The mask and the array being indexed must have the same shape.

Create a boolean mask for entries where `year > 1980`. Apply it to both `year` and `transistor_count` to produce two filtered arrays. Print the first 5 values of each to verify.

In [None]:
# Create a boolean mask for year > 1980; apply it to year and transistor_count;
# print the first 5 values of each filtered array


---

## Part 10: Histogram of New Chips per Year

Use your filtered data to visualize how the number of new chip introductions has changed since 1980. Each row in the dataset represents one chip, so the number of rows with a given year equals the number of chips introduced that year — exactly what a histogram will count.

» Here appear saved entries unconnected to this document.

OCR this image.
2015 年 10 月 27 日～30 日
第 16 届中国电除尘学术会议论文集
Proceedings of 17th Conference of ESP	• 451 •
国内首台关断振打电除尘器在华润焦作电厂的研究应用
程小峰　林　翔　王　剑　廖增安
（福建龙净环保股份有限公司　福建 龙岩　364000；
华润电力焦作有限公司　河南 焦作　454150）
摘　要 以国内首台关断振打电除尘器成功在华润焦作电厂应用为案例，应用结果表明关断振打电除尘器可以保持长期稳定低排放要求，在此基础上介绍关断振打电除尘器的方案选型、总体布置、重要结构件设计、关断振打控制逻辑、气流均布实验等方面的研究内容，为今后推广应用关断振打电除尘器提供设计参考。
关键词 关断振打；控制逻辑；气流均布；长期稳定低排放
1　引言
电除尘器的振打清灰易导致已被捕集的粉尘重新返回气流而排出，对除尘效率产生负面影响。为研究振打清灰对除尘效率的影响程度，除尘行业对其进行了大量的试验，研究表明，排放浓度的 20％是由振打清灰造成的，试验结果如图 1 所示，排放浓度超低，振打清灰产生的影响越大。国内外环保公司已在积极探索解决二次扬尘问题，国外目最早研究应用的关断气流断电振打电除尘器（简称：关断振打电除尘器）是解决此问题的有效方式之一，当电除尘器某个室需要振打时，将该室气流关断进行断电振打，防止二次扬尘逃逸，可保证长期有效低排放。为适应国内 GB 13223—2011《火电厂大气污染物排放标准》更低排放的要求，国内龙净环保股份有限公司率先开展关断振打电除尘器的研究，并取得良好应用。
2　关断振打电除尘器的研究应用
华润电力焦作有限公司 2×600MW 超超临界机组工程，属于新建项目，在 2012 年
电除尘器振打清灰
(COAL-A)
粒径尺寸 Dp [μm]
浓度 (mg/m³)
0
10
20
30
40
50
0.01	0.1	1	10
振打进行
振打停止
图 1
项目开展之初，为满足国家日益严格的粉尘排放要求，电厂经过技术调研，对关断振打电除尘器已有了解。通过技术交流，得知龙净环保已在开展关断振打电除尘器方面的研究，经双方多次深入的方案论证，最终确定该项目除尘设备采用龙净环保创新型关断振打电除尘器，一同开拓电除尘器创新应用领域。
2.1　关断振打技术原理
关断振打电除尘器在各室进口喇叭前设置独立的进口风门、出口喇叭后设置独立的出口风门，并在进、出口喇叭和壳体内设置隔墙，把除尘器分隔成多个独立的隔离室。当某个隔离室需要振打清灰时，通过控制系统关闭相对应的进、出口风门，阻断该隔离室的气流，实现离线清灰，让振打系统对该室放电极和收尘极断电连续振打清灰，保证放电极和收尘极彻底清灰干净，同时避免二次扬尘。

Since `year` contains only integer values, setting the number of histogram bins equal to the number of **unique years** in your filtered data will give you one bar per year. One option is to use `np.unique` to find the unique years, then pass `bins=len(unique_years)` to `plt.hist()`. But you can also mess around with the arguments of `plt.hist()` to get the same effect without explicitly counting unique years.

Create the histogram using `plt.hist()`, and appropriate axis labels and title.

In [None]:
# Histogram of chip introductions per year (post-1980 only)
# Set bins = number of unique years in the filtered data


---

## ADVANCED moves:
- The default font size and colors in Matplotlib are not great for presentations. Can you find a way to make your plots look nicer by increasing font sizes and choosing good colors? This can be as simple as updating some of the keywords in your plotting code, or you can explore Matplotlib's styling options to find a pre-made style you like. The [Matplotlib documentation on customizing plots](https://matplotlib.org/stable/tutorials/introductory/customizing.html) is a good place to start.
- What if you want to show your plot of Moore's law and the histogram of chip introductions side by side? Can you use Matplotlib's `plt.subplot()` to create a figure with two subplots, and put one plot in each?